Both memories haunted her and twisted together in her mind like a dark, tangled web.
Her wings beat steadily, carrying her over the moonlit rooftops of Salem. She paused up in the air, staring at her town. The twinkling lights below mocked her, their cheerful glow at odds with the turmoil raging within her heart. Out of the clusters of houses, she picked out the slanted roof of her grandmother’s house, wishing for the first time in her life she wasn’t a Callidora. The thought felt so treacherous it made her gasp. She was about to veer left to go home when her eyes snagged on a dot in the distance, growing and coming at her with impressive speed. Even from afar, she could tell the dot had blond hair and a thunderous expression.
Oh, hex.
Chapter Twenty-five
Starstruck Dumb
LORCAN
Lorcan blinked, and she was gone, only a faint shimmer of iridescent wings lingering in the night air. He may not have been blessed with wings like the Callidoras—a trait unique to their coven and also, he suspected, why his ancestors had sought an alliance all those centuries before—but he had a trusty broom.
Without a second thought, Lorcan leaped onto the broom propped on his porch. The smooth, well-worn wood thrummed under his fingertips, radiating a familiar, latent power. He kicked off hard, shooting into the star-flecked sky like a cork from a champagne bottle after a few good shakes. The crisp wind whipped through his hair as he soared after Sarah Michelle.
Lorcan caught up to her in no time. She had paused to admire the view, and he could tell the moment she spotted him by the flutter in her wings. Instead of darting away as he would’ve expected, she hovered, waiting for him. Moonbeams danced across her skin, illuminating her in an ethereal glow that made his breath catch. Bewitching.

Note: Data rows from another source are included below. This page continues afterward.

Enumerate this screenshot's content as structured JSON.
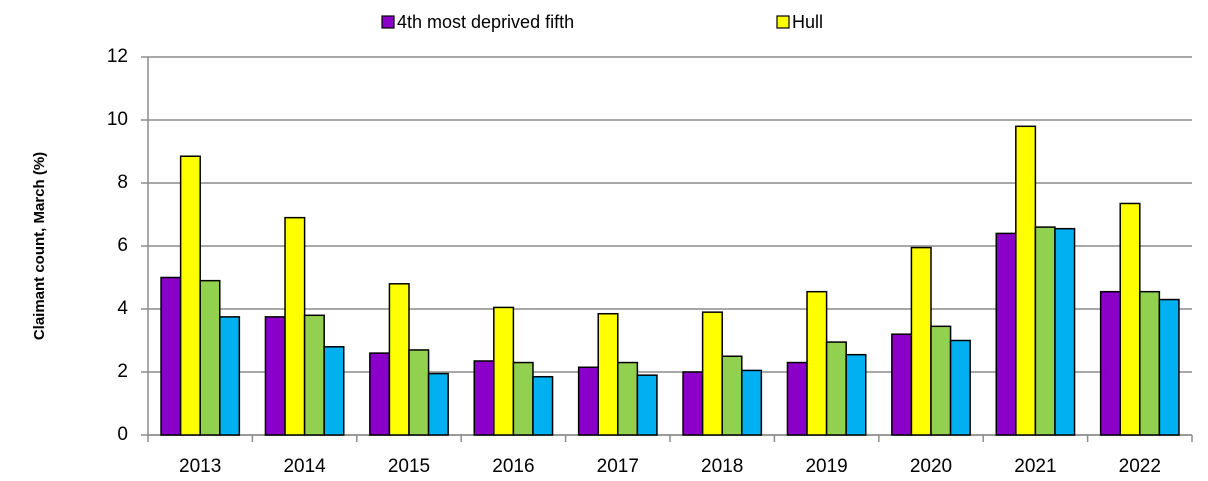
{
  "chart_data": {
    "type": "bar",
    "y_label": "Claimant count, March (%)",
    "categories": [
      "2013",
      "2014",
      "2015",
      "2016",
      "2017",
      "2018",
      "2019",
      "2020",
      "2021",
      "2022"
    ],
    "series": [
      {
        "name": "4th most deprived fifth",
        "color": "#8b00c8",
        "values": [
          5.0,
          3.75,
          2.6,
          2.35,
          2.15,
          2.0,
          2.3,
          3.2,
          6.4,
          4.55
        ]
      },
      {
        "name": "Hull",
        "color": "#ffff00",
        "values": [
          8.85,
          6.9,
          4.8,
          4.05,
          3.85,
          3.9,
          4.55,
          5.95,
          9.8,
          7.35
        ]
      },
      {
        "color": "#92d050",
        "values": [
          4.9,
          3.8,
          2.7,
          2.3,
          2.3,
          2.5,
          2.95,
          3.45,
          6.6,
          4.55
        ]
      },
      {
        "color": "#00b0f0",
        "values": [
          3.75,
          2.8,
          1.95,
          1.85,
          1.9,
          2.05,
          2.55,
          3.0,
          6.55,
          4.3
        ]
      }
    ],
    "ylim": [
      0,
      12
    ],
    "yticks": [
      0,
      2,
      4,
      6,
      8,
      10,
      12
    ],
    "grid": true
  }
}
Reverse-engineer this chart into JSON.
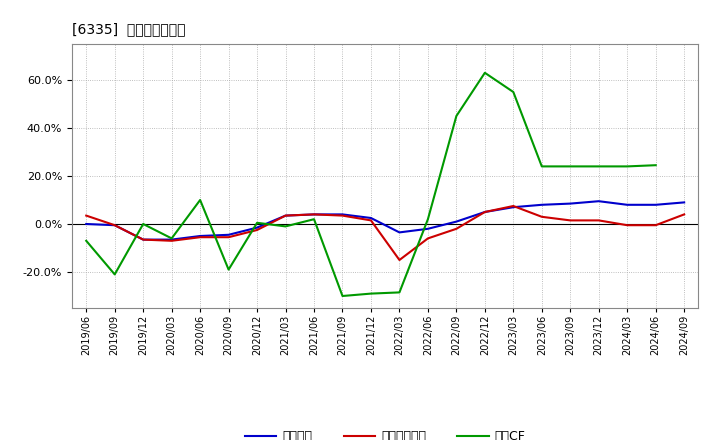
{
  "title": "[6335]  マージンの推移",
  "x_labels": [
    "2019/06",
    "2019/09",
    "2019/12",
    "2020/03",
    "2020/06",
    "2020/09",
    "2020/12",
    "2021/03",
    "2021/06",
    "2021/09",
    "2021/12",
    "2022/03",
    "2022/06",
    "2022/09",
    "2022/12",
    "2023/03",
    "2023/06",
    "2023/09",
    "2023/12",
    "2024/03",
    "2024/06",
    "2024/09"
  ],
  "keijo": [
    0.0,
    -0.5,
    -6.5,
    -6.5,
    -5.0,
    -4.5,
    -1.5,
    3.5,
    4.0,
    4.0,
    2.5,
    -3.5,
    -2.0,
    1.0,
    5.0,
    7.0,
    8.0,
    8.5,
    9.5,
    8.0,
    8.0,
    9.0
  ],
  "touki": [
    3.5,
    -0.5,
    -6.5,
    -7.0,
    -5.5,
    -5.5,
    -2.5,
    3.5,
    4.0,
    3.5,
    1.5,
    -15.0,
    -6.0,
    -2.0,
    5.0,
    7.5,
    3.0,
    1.5,
    1.5,
    -0.5,
    -0.5,
    4.0
  ],
  "eigyo_cf": [
    -7.0,
    -21.0,
    0.0,
    -6.0,
    10.0,
    -19.0,
    0.5,
    -1.0,
    2.0,
    -30.0,
    -29.0,
    -28.5,
    2.0,
    45.0,
    63.0,
    55.0,
    24.0,
    24.0,
    24.0,
    24.0,
    24.5,
    null
  ],
  "keijo_color": "#0000cc",
  "touki_color": "#cc0000",
  "eigyo_cf_color": "#009900",
  "ylim": [
    -35,
    75
  ],
  "yticks": [
    -20.0,
    0.0,
    20.0,
    40.0,
    60.0
  ],
  "background_color": "#ffffff",
  "grid_color": "#aaaaaa",
  "legend_labels": [
    "経常利益",
    "当期経常利益",
    "営業CF"
  ]
}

When he reached her, he flew slightly lower, positioning his broom under her, right between those long, distracting legs. Tugging the hilt up gently, he guided her onto the handle until she straddled it in front of him, her wings fluttering to a stop as she let her weight drop on the broom.
Sarah Michelle looked at him, her expression uncertain. “Forgot something?”
Lorcan smiled at her usual sass. “Youforgot to kiss me goodnight.”
A beat of silence, then two. Their breath mingled in the night air, creating small clouds of warmth between them. The stars twinkled above them, silent witnesses to their moonlit rendezvous. Lorcan hitched to touch her. But they were still seated on a broom. He couldn’t risk letting go, not when they were balanced so precariously high above the ground. His hands tightened on the broom handle, the smooth wood anchoring him.
Sarah Michelle had no such constraints. Her wings would catch her if she fell. She cupped his face, her palms cool against his flushed skin. Breathing became something he had to think about as she leaned in, her lips brushing his in a kiss that was softer than before, but somehow infinitely more meaningful.
The stars above them exploded with the force of that simple kiss, and Lorcan felt as if he was plummeting from the broom, his stomach churning with the dizzying sensation of a free fall.
When they parted, Lorcan rested his forehead against hers, savoring the closeness. “I’m not saying it won’t be hard with our covens interfering—dead and alive members—but I don’t care if I have to fight every ghost, goblin, or troll in town to be with you.”
Sarah Michelle looked at him, not responding for the longest time.
Finally, she nodded, saying, “Nothing can happen while we’re still working on the case.”
“And afterward?”
A pause, then, “We’ll see.”
Okay. It wasn’t an eternal pledge of undying love, but it also wasn’t a hard no. Lorcan would take it. He’d hold to any glimmer of a chance to explore this connection between them, to see if it could grow into something real and lasting.
Sarah Michelle sighed, her breath warm against his cheek. “I have to go to the station tomorrow. I’ve been given a new assignment.”
Lorcan lifted a brow, curious. “Oh?”
She shrugged, a wry twist to her lips. “I’ll be on noise complaints and lost familiars reports.”
“Really? Noise complaints and lost familiars?”
Sarah Michelle shrugged. “Only until I can redeem myself. But I’ll stop by your house when my shift’s over.”
“I’ll be waiting.”
Sarah Michelle leaned in, pressing her lips to his in one last chaste kiss. Then, with a flutter of her wings, she lifted, becoming a beacon of light against the velvety darkness. Lorcan watched, transfixed, as her silhouette gradually merged with the night sky, becoming one with the stars.
As he continued to gaze upward at her disappearing form, an unfamiliar sensation settled in behind his rib cage. He stood, struck dumb like the fool he was. It was a strange feeling, one he hadn’t experienced before—could it be love?
“Get a grip, Lorcan,” he muttered to himself, shaking his head as if to dislodge the thought. But even as he dismissed the idea, it clung to him stubbornly, wrapping its tendrils around his heart and refusing to let go.